Before we shatter it, it’s important to understand what the glass ceiling actually is. You may have heard the term tossed around in discussions here and there, but it’s more than just a conversation filler.
The glass ceiling, according to Merriam-Webster, is “an intangible barrier within a hierarchy that prevents women or minorities from obtaining upper-level positions.” This can be a complex definition for those confronting the term for the first time or especially for those who believe that minorities don’t really face any disadvantages in the workplace. So let’s break it down further.
An intangible barrier is anything that doesn’t have a material manifestation – it’s invisible. This means it’s often difficult to observe or measure unless we pay really close attention to all the fine details. For example, the pay gap between men and women – and especially white men and women of colour – was invisible for a very long time. Not only because nobody spoke about it, but also because it was hard to calculate effectively. Even now, despite the fact that multiple studies have been conducted to prove that the gender pay gap exists, many deny its prevalence due to debate about the statistics included in these studies. But this is just one example of the many intangible barriers that arise in the workplace today.

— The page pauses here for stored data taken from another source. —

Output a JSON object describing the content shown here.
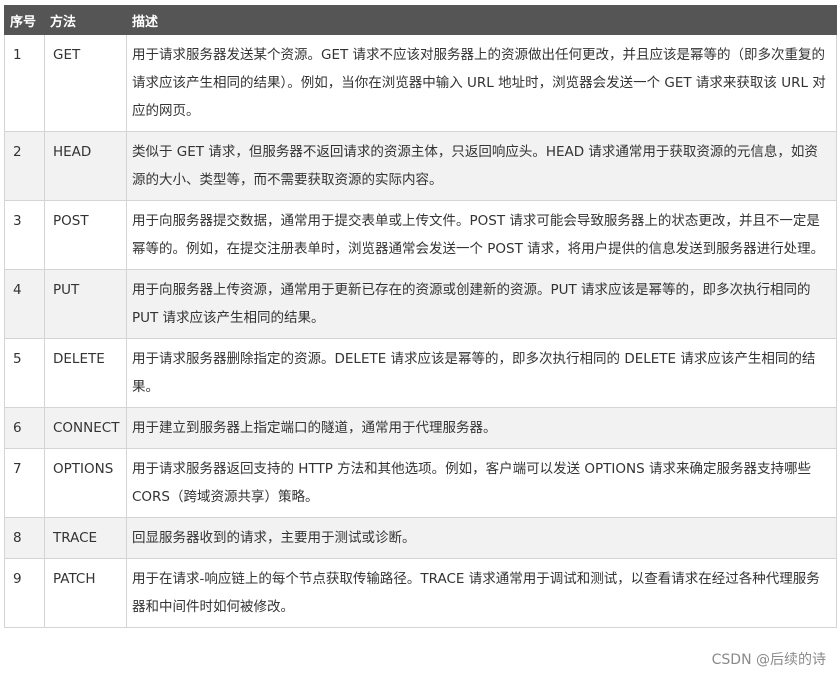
{
  "table": {
    "headers": {
      "num": "序号",
      "method": "方法",
      "desc": "描述"
    },
    "rows": [
      {
        "num": "1",
        "method": "GET",
        "desc": "用于请求服务器发送某个资源。GET 请求不应该对服务器上的资源做出任何更改，并且应该是幂等的（即多次重复的请求应该产生相同的结果）。例如，当你在浏览器中输入 URL 地址时，浏览器会发送一个 GET 请求来获取该 URL 对应的网页。"
      },
      {
        "num": "2",
        "method": "HEAD",
        "desc": "类似于 GET 请求，但服务器不返回请求的资源主体，只返回响应头。HEAD 请求通常用于获取资源的元信息，如资源的大小、类型等，而不需要获取资源的实际内容。"
      },
      {
        "num": "3",
        "method": "POST",
        "desc": "用于向服务器提交数据，通常用于提交表单或上传文件。POST 请求可能会导致服务器上的状态更改，并且不一定是幂等的。例如，在提交注册表单时，浏览器通常会发送一个 POST 请求，将用户提供的信息发送到服务器进行处理。"
      },
      {
        "num": "4",
        "method": "PUT",
        "desc": "用于向服务器上传资源，通常用于更新已存在的资源或创建新的资源。PUT 请求应该是幂等的，即多次执行相同的 PUT 请求应该产生相同的结果。"
      },
      {
        "num": "5",
        "method": "DELETE",
        "desc": "用于请求服务器删除指定的资源。DELETE 请求应该是幂等的，即多次执行相同的 DELETE 请求应该产生相同的结果。"
      },
      {
        "num": "6",
        "method": "CONNECT",
        "desc": "用于建立到服务器上指定端口的隧道，通常用于代理服务器。"
      },
      {
        "num": "7",
        "method": "OPTIONS",
        "desc": "用于请求服务器返回支持的 HTTP 方法和其他选项。例如，客户端可以发送 OPTIONS 请求来确定服务器支持哪些 CORS（跨域资源共享）策略。"
      },
      {
        "num": "8",
        "method": "TRACE",
        "desc": "回显服务器收到的请求，主要用于测试或诊断。"
      },
      {
        "num": "9",
        "method": "PATCH",
        "desc": "用于在请求-响应链上的每个节点获取传输路径。TRACE 请求通常用于调试和测试，以查看请求在经过各种代理服务器和中间件时如何被修改。"
      }
    ]
  },
  "watermark": "CSDN @后续的诗"
}
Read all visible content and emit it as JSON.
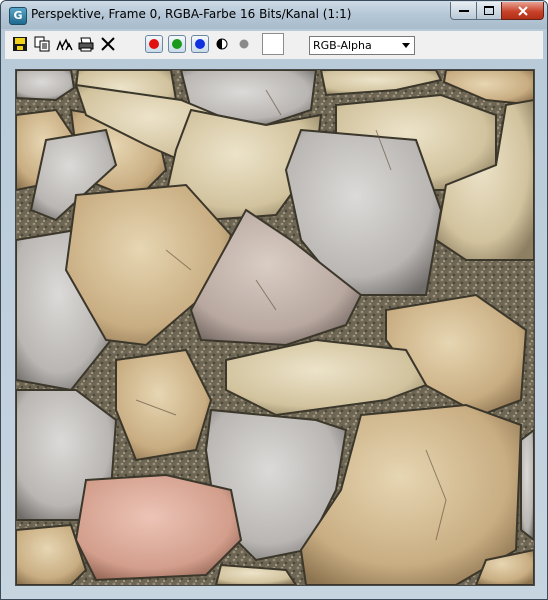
{
  "window": {
    "title": "Perspektive, Frame 0, RGBA-Farbe 16 Bits/Kanal (1:1)",
    "app_icon_letter": "G"
  },
  "toolbar": {
    "icons": [
      "save-icon",
      "copy-icon",
      "clone-icon",
      "print-icon",
      "clear-icon"
    ],
    "channels": [
      {
        "name": "red-channel-button",
        "color": "#e01010"
      },
      {
        "name": "green-channel-button",
        "color": "#1a9a1a"
      },
      {
        "name": "blue-channel-button",
        "color": "#1030e0"
      }
    ],
    "channel_display_select": {
      "value": "RGB-Alpha"
    },
    "background_swatch_color": "#ffffff"
  },
  "image": {
    "description_icon": "stone-pavement-texture",
    "colors": {
      "grout": "#6a6552",
      "stone_light": "#d8cba8",
      "stone_grey": "#c2bfbb",
      "stone_pink": "#d9a89a",
      "stone_tan": "#c9ad82"
    }
  }
}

When these barriers crop up within a hierarchy, an already unequal system due to the ranking of members according to their relative authority, they become hidden within the system’s fabric. This makes it both hard for us to recognise them and, thereafter, separate them from the current set of corporate mechanisms that run our offices. The glass ceiling can thus appear in the form of “sticky floors,” the social and psychological patterns that force minorities to remain in low-level positions, or “frozen middles,” a phenomenon where the progress of minorities slows or halts when they reach middle management.
Because of these two factors, coupled with the power structures of the status quo (wherein upper-class, upper-caste, privileged, mostly white/Savarna cis-men control our institutions and ways of life), the glass ceiling becomes an undeniable reality for minorities across the globe. We can see this in numerous ways: How many women CEOs run the world’s Fortune 500 companies? How many LGTBQIA+ folks reach upper-level management in a formal organisation? How many Muslims do we see upfront in our political spheres? On the other hand, how many of the world’s billionaires are men? How many businessmen can we name off the top of our heads?
These are all symptoms of workplaces and their glass ceilings. As those with privilege seek to maintain control in corporate spaces and economists try to explain their way out of equality through “value economics,” the only way forward is to recognise these systemic barriers and actively tackle them. The term “glass ceiling” may have been coined in 1978 by Marilyn Loden, but it is still, unfortunately, relevant today. However, as more minorities influence hiring and workplace policies, we have a more equitable future to look forward to.